Dies hilft nichts. Es scheint so als wäre diese "Funktion"/nervige Klicki-Bunti-Programmier"hilfe" fix im Code, da ist es egal ob mit oder ohne Collator. Wo genau steht denn nun der eigentliche Code zum sortieren? Ich hab mich in Netbeans schon durchgeklickt aber das sind alles nur Interfaces.


----------



## nillehammer (17. Jan 2013)

> Wo genau steht denn nun der eigentliche Code zum sortieren? Ich hab mich in Netbeans schon durchgeklickt aber das sind alles nur Interfaces.


Zunächst einführend (ist vielleicht auch schon ein Selbstgänger): Für eine Sortierreihenfolge braucht man ja erstmal eine Idee, wann etwas größer/kleiner/gleich ist. Das macht die compareTo-Methode.

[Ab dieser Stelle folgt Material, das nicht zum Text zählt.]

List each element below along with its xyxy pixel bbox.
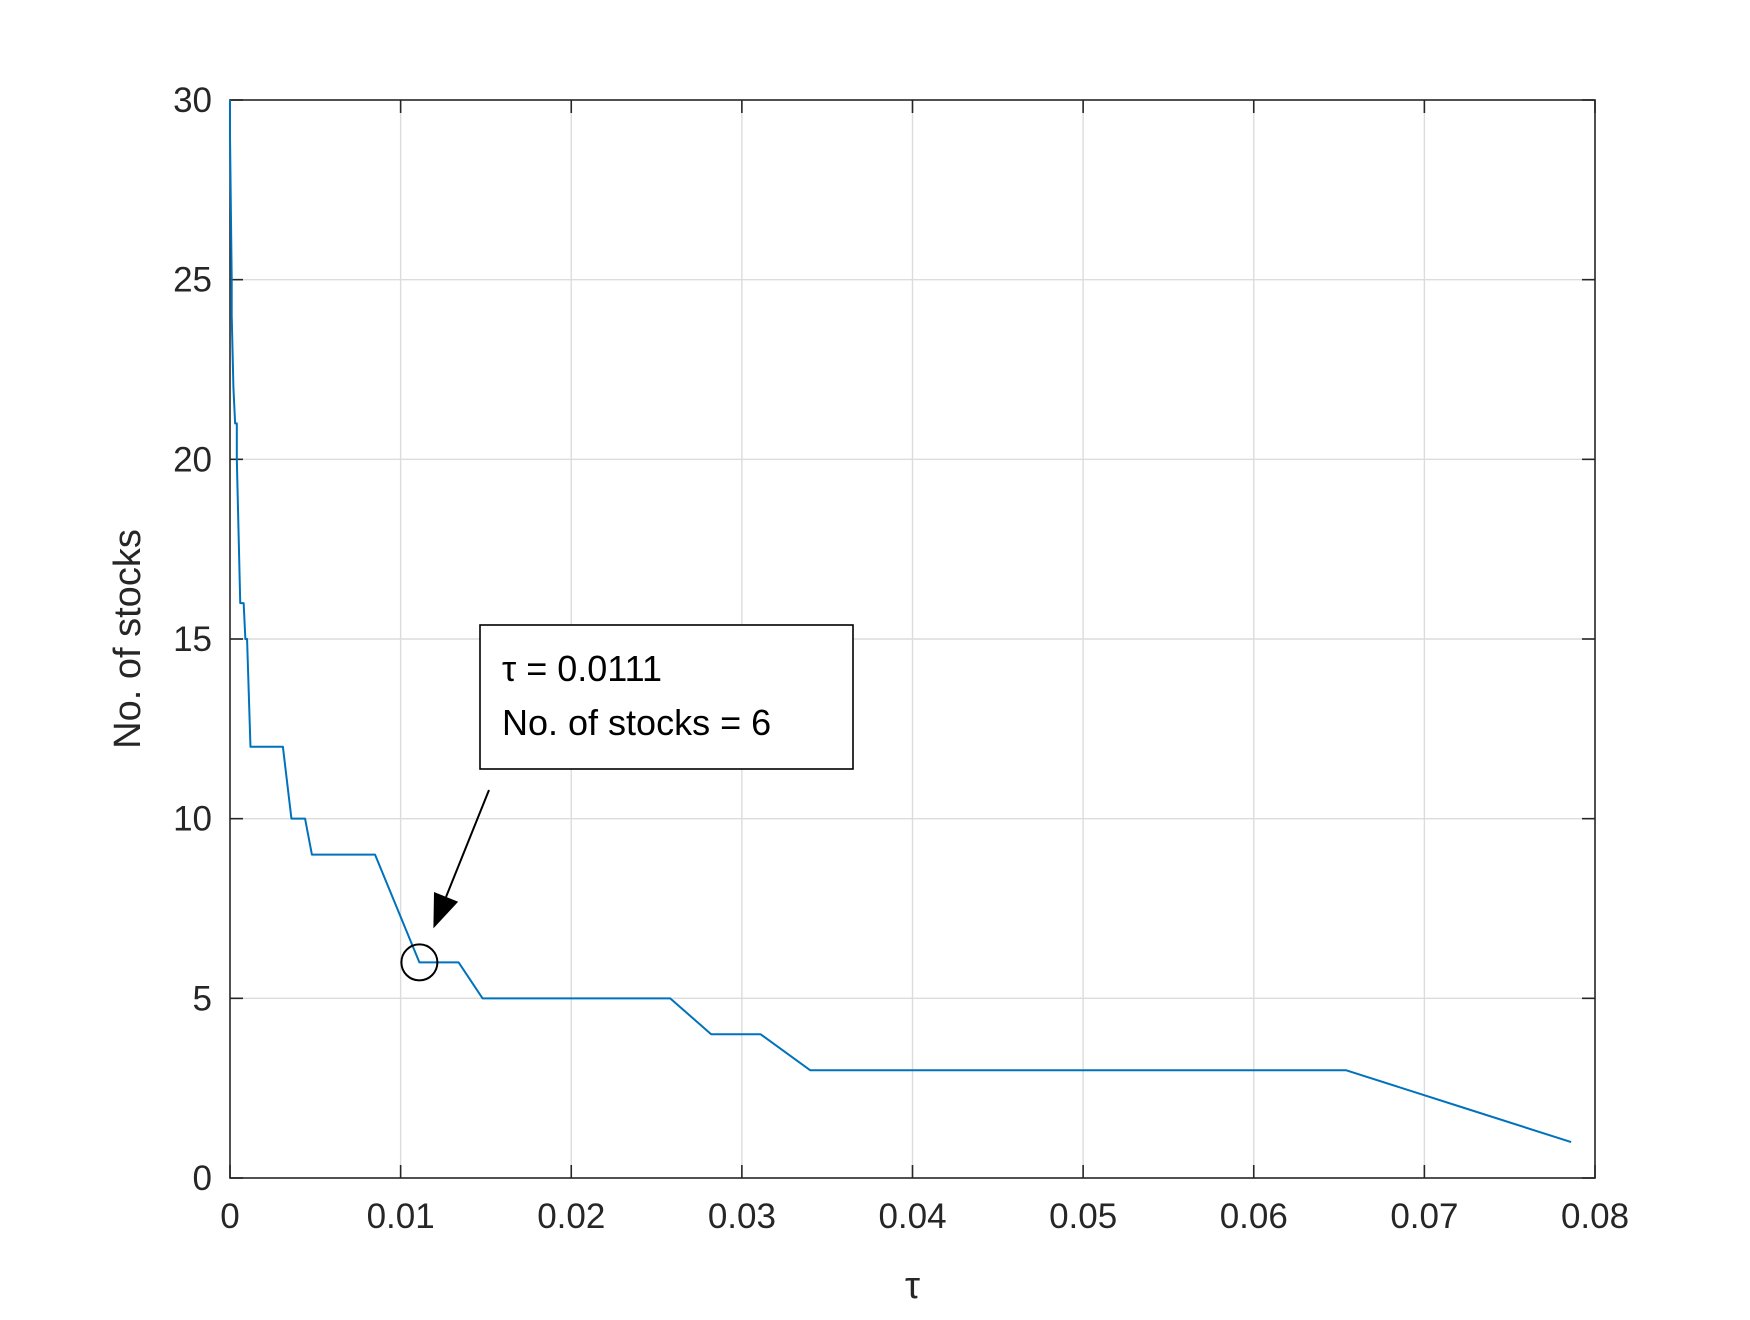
x-tick-label: 0.02 <box>537 1197 605 1236</box>
y-tick-label: 0 <box>193 1159 212 1198</box>
annotation: τ = 0.0111 No. of stocks = 6 <box>400 624 854 982</box>
x-tick-label: 0.07 <box>1390 1197 1458 1236</box>
y-tick-label: 15 <box>173 620 212 659</box>
x-axis-title: τ <box>905 1265 920 1307</box>
grid <box>230 100 1595 1178</box>
y-tick-label: 10 <box>173 800 212 839</box>
x-tick-label: 0.01 <box>367 1197 435 1236</box>
x-tick-label: 0 <box>220 1197 239 1236</box>
x-tick-label: 0.06 <box>1220 1197 1288 1236</box>
x-tick-label: 0.03 <box>708 1197 776 1236</box>
x-tick-label: 0.08 <box>1561 1197 1629 1236</box>
x-tick-label: 0.04 <box>878 1197 946 1236</box>
y-axis-title: No. of stocks <box>107 529 149 749</box>
series-line <box>229 100 1572 1144</box>
series-layer <box>229 100 1572 1144</box>
x-tick-label: 0.05 <box>1049 1197 1117 1236</box>
annotation-arrow-head <box>433 892 459 929</box>
y-tick-label: 5 <box>193 979 212 1018</box>
ticks: 0 0.01 0.02 0.03 0.04 0.05 0.06 0.07 0.08 0 5 10 15 2… <box>173 81 1629 1236</box>
y-tick-label: 20 <box>173 440 212 479</box>
annotation-arrow-line <box>445 789 490 898</box>
highlight-circle-marker <box>400 943 439 982</box>
y-tick-label: 25 <box>173 261 212 300</box>
annotation-box <box>479 624 854 770</box>
y-tick-label: 30 <box>173 81 212 120</box>
annotation-stocks-text: No. of stocks = 6 <box>502 702 771 743</box>
annotation-tau-text: τ = 0.0111 <box>502 648 662 689</box>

Diese wird von den Algorithmen verwendet, um bei Vergleich zweier Elemente diese Entscheidung zutreffen.

Und zur Frage: Die Sortierung wird in Collections.sort gemacht. Punkt. Du kannst Dich darauf verlassen, dass es funktioniert. Und brauchst da nicht weiter nachzuforschen. Aber wenn Du es wissen willst: Die Klasse Collections bedient sich der Klasse Arrays. Dort sind die Algorithmen (z.B. merge-Sort) implementiert.



> Dies hilft nichts. Es scheint so als wäre diese "Funktion"/nervige Klicki-Bunti-Programmier"hilfe" fix im Code, da ist es egal ob mit oder ohne Collator.


Da verstehe ich nicht mal ansatzweise, was Du damit meinst. Wo steht da was fix in welchem Code? Ich dachte, den schreibst du gerade?


----------



## Microbit (17. Jan 2013)

> Da verstehe ich nicht mal ansatzweise, was Du damit meinst. Wo steht da was fix in welchem Code? Ich dachte, den schreibst du gerade?


Vergiss es, kleiner Denkfehler von mir.

Was ich aber nicht verstehe ist, warum String in seiner compareTo Methode nichts über mögliche Auslassung von Zeichen stehen hat, aber es trotzdem nicht funktioniert, auch nicht mit deiner vorgeschlagenen Methode.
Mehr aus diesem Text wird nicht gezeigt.